Het eindadvies voor de vervolgbehandeling in het ziekenhuis, dat werd verwoord in de brief van de plastisch chirurg, heeft klager niet afgewacht. Daarin wordt min of meer een zelfde behandelingsstrategie geadviseerd als door collega-specialist dr. H uit het G te D. In het klaagschrift erkent klager dit ook. 

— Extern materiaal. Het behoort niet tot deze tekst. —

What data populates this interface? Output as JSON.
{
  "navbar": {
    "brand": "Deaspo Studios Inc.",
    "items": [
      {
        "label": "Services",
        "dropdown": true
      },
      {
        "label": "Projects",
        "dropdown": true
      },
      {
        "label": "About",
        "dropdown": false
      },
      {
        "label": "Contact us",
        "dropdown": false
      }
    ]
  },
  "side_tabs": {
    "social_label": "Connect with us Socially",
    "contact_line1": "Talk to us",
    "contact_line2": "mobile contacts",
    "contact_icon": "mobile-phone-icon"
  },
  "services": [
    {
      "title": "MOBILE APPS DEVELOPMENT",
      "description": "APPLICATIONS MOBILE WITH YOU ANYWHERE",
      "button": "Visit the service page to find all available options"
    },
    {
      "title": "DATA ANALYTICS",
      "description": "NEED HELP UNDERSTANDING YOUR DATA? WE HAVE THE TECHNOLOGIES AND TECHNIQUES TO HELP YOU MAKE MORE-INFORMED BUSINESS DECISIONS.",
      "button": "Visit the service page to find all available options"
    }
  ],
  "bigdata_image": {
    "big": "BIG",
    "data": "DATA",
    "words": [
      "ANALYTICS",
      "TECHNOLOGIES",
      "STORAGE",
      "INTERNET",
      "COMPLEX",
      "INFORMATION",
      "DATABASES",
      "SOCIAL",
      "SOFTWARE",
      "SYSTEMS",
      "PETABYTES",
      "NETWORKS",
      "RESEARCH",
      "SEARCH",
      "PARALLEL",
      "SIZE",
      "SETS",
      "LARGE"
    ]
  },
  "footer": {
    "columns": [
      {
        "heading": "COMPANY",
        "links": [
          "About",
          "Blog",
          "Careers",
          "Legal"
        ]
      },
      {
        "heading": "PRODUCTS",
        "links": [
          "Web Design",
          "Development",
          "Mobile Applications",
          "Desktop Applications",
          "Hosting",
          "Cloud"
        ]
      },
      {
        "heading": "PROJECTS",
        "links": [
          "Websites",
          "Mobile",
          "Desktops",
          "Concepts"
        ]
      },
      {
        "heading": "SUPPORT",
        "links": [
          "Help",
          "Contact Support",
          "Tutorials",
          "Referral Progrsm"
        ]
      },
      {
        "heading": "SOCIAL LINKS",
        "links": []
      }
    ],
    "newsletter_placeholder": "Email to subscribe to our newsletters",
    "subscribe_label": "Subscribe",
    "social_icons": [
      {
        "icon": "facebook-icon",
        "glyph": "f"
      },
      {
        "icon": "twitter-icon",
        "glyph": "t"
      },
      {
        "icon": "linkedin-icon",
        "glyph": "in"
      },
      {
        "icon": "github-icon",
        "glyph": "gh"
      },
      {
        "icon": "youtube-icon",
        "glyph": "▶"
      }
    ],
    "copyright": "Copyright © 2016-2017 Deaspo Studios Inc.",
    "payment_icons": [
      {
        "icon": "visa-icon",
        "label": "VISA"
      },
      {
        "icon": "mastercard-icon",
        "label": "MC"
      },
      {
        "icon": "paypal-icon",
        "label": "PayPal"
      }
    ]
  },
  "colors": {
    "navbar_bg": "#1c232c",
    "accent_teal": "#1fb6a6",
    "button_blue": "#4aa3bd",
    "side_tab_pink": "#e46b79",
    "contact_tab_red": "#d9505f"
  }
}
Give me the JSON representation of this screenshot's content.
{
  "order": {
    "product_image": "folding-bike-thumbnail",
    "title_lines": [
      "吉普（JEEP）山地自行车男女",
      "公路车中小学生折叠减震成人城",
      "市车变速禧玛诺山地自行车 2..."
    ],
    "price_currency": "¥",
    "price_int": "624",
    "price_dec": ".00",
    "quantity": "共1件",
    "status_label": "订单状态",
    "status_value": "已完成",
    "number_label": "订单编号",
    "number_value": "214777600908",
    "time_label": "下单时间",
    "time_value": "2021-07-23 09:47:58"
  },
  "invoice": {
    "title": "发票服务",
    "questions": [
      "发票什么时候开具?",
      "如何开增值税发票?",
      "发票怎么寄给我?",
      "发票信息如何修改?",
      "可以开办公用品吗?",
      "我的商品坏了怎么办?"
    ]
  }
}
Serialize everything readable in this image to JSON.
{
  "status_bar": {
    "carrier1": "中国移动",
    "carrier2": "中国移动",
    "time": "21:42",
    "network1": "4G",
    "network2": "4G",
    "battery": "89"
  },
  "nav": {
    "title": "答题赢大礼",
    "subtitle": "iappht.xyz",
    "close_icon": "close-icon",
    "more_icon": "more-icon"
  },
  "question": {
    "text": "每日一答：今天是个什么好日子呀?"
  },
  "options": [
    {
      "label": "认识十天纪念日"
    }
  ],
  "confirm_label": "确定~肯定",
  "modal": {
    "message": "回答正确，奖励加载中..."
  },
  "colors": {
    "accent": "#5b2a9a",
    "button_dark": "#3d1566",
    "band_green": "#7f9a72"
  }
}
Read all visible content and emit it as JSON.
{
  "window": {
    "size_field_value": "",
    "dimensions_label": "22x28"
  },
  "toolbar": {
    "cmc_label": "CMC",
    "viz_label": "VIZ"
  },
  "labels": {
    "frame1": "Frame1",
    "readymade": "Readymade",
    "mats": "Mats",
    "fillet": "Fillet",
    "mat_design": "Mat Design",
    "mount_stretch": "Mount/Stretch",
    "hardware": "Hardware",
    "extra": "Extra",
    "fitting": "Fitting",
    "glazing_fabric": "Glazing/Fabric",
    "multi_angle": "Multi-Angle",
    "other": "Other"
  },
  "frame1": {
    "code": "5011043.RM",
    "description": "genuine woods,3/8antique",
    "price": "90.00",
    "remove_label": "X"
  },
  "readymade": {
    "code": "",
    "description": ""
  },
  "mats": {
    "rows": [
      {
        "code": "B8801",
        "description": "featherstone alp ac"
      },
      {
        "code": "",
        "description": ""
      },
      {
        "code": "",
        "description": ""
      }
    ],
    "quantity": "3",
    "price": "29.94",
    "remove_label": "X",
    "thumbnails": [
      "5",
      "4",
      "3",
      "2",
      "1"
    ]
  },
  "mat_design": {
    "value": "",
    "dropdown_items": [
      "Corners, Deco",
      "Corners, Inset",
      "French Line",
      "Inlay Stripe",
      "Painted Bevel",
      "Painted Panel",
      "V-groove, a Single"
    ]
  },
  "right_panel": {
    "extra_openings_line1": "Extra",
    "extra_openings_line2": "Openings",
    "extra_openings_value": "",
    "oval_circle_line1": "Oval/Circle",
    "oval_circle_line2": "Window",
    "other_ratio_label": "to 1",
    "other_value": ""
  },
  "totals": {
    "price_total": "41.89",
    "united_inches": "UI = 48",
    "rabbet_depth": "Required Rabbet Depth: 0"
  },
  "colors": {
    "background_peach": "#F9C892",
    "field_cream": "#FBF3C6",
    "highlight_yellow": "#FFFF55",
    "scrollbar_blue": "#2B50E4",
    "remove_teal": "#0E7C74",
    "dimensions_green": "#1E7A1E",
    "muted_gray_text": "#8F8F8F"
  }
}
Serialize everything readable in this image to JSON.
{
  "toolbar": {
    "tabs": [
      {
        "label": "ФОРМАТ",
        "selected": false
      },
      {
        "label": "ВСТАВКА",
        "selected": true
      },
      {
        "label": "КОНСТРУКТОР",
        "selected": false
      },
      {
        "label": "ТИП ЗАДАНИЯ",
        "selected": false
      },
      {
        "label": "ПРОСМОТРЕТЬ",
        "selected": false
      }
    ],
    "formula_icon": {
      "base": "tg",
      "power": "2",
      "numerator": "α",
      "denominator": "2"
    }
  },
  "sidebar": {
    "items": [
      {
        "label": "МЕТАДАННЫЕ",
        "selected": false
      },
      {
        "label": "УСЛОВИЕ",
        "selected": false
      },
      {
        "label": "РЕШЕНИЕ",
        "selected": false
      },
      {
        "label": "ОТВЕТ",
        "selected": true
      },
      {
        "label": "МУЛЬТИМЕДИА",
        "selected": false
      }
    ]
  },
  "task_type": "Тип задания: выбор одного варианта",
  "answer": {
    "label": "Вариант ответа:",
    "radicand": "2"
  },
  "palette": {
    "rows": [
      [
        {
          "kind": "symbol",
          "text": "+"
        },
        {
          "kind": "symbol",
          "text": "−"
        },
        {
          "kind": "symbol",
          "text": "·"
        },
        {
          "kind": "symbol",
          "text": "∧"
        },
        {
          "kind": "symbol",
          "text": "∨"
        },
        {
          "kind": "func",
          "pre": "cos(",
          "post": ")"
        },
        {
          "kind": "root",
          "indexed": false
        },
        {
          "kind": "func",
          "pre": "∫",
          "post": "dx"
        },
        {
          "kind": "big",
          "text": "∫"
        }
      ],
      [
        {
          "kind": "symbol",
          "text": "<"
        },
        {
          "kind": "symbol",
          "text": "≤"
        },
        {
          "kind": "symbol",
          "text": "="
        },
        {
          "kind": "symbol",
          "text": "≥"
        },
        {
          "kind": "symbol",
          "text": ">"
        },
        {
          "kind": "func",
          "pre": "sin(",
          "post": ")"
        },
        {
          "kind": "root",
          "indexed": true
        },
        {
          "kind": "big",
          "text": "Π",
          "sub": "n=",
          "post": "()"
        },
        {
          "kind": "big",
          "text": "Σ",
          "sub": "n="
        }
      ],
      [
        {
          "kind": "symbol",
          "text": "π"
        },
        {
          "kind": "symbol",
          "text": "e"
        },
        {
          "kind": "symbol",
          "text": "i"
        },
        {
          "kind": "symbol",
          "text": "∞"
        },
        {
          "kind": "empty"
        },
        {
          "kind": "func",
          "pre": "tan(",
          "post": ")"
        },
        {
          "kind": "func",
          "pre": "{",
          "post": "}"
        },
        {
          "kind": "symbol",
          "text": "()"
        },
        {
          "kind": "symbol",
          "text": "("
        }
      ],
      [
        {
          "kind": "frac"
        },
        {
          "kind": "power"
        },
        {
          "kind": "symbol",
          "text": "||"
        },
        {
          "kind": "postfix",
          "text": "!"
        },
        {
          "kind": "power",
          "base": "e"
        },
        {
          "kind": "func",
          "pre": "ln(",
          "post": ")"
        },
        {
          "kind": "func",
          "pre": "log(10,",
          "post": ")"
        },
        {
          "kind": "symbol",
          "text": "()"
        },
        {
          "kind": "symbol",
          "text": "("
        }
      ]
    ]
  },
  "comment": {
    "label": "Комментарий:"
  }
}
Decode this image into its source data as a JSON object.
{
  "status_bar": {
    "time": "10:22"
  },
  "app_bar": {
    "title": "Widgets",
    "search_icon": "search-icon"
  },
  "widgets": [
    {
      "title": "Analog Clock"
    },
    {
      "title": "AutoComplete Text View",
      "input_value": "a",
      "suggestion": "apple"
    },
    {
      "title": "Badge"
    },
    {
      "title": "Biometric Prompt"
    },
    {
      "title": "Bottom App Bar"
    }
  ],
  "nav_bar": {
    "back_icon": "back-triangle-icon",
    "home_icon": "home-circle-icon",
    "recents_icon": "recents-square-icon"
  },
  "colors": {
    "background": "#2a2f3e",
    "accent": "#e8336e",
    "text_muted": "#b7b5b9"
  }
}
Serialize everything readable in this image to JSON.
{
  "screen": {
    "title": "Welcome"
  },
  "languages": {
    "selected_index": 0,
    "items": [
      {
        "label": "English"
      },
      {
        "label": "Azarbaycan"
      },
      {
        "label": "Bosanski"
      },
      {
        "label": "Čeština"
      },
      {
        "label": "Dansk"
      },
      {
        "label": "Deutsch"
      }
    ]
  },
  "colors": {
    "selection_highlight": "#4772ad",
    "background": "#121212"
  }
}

De conclusie op grond van het voorgaande is dat de klacht in al zijn onderdelen ongegrond is.

6. De beslissing

Het Regionaal Tuchtcollege voor de Gezondheidszorg te ’s-Gravenhage beslist als volgt:

wijst de klacht af.

Deze beslissing is gegeven door: mr. P.A. Offers, voorzitter, mr. C.C. Dedel- van Walbeek, lid-jurist, dr. J.W. van ’t Wout, dr. I. Dawson en A.J.F.M. Janssen, leden-artsen, bijgestaan door mr. G.G.M.L. Huntjens, secretaris en uitgesproken ter openbare terechtzitting van

1 november 2011.

voorzitter                                                                                          secretaris

Tegen deze beslissing kan binnen zes weken na de dag van verzending van het afschrift ervan schriftelijk hoger beroep worden ingesteld bij het Centrale Tuchtcollege voor de Gezond­heidszorg door:

a.         de klager en/of klaagster, voorzover de klacht is afgewezen, of voorzover hij/zij niet-ontvankelijk is verklaard;

b.         degene over wie is geklaagd;

c.         de hoofdinspecteur of de regionale inspecteur van de volksgezondheid, wie de aangelegenheid uit hoofde van de hun toevertrouwde belangen aangaat.

Het tot het Centrale Tuchtcollege voor de Gezondheidszorg gerichte beroep­schrift wordt ingezon­den bij de secretaris van het Regionaal Tuchtcolle­ge voor de Gezondheidszorg te

's-Gravenhage, door wie het binnen de beroepstermijn moet zijn ontvangen.